L'equivoco nasce allora laddove lo scienziato-imprenditore pretenda di veder legittimata a livello accademico la “vendita” del proprio risultato, per raggiungere il quale si è ovviamente avvalso dei contributi di tutto il resto della comunità scientifica. Dunque desiderio di prestigio, oltre che di accrescimento economico.

In realtà anche i centri di ricerca pubblici più grandi proteggono da un punto di vista commerciale i propri risultati per ottenere crediti con cui finanziare nuove ricerche. In questo caso, dunque, la prospettiva si ribalta e la volontà di affermarsi nel mercato come forza produttiva si affianca al desiderio classico di legittimare la propria eccellenza accademica.

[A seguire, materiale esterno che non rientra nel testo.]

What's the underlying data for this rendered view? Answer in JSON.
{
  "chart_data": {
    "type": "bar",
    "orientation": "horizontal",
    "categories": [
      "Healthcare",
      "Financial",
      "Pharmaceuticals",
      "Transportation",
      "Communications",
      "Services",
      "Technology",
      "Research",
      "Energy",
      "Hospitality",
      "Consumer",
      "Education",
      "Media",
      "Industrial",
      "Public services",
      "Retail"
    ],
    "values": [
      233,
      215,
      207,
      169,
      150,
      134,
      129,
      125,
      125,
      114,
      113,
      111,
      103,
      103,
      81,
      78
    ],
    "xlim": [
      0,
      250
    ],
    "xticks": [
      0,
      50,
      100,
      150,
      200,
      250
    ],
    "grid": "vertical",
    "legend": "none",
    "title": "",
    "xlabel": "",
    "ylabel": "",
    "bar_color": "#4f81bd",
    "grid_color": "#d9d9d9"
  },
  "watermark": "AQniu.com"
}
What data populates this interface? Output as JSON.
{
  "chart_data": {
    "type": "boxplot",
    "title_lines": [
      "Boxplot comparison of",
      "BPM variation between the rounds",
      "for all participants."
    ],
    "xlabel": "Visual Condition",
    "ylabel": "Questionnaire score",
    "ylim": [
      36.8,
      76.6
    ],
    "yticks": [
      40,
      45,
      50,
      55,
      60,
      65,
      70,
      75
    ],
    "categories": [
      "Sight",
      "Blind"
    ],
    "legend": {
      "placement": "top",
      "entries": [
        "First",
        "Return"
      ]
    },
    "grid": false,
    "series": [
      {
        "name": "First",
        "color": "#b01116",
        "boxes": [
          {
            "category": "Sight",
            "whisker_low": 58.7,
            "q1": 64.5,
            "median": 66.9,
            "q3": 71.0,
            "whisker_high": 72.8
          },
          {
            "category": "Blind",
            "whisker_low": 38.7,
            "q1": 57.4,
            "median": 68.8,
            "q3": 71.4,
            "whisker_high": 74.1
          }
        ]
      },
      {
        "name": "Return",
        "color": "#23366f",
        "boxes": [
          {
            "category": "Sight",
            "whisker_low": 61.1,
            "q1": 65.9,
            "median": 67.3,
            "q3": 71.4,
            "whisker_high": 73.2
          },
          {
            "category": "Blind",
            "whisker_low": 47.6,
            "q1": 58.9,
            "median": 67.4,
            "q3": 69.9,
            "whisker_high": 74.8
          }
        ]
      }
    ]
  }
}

Se la rivista scientifica costituisce in questo momento un terreno di confronto scivoloso perché stretta tra le tendenze del mercato e quelle dell' “avanzamento” della scienza, e proprio dal punto di vista del mercato un'istituzione pubblica e una compagnia privata possono essere in competizione, allora è necessario studiare nuove forme di legittimazione scientifica e di regolamentazione per i diritti della proprietà intellettuale nel caso di materie dal forte impatto sociale ed economico quali la genetica. Occorre forse definire un status scientifico e giuridico nuovo che si ponga tra brevetto e scoperta scientifica, inaugurando spazi di confronto alternativi alla rivista per evitare ambiguità di principio nel dialogo tra esperti.

John Ziman, sociologo della scienza, sostiene che l'istituzione fondamentale della scienza sia proprio il suo sistema di comunicazione, primo tra tutti quella fra scienziati. Allo stato attuale, questa sembra essere davvero una delle poche conquiste all'interno del dibattito in atto.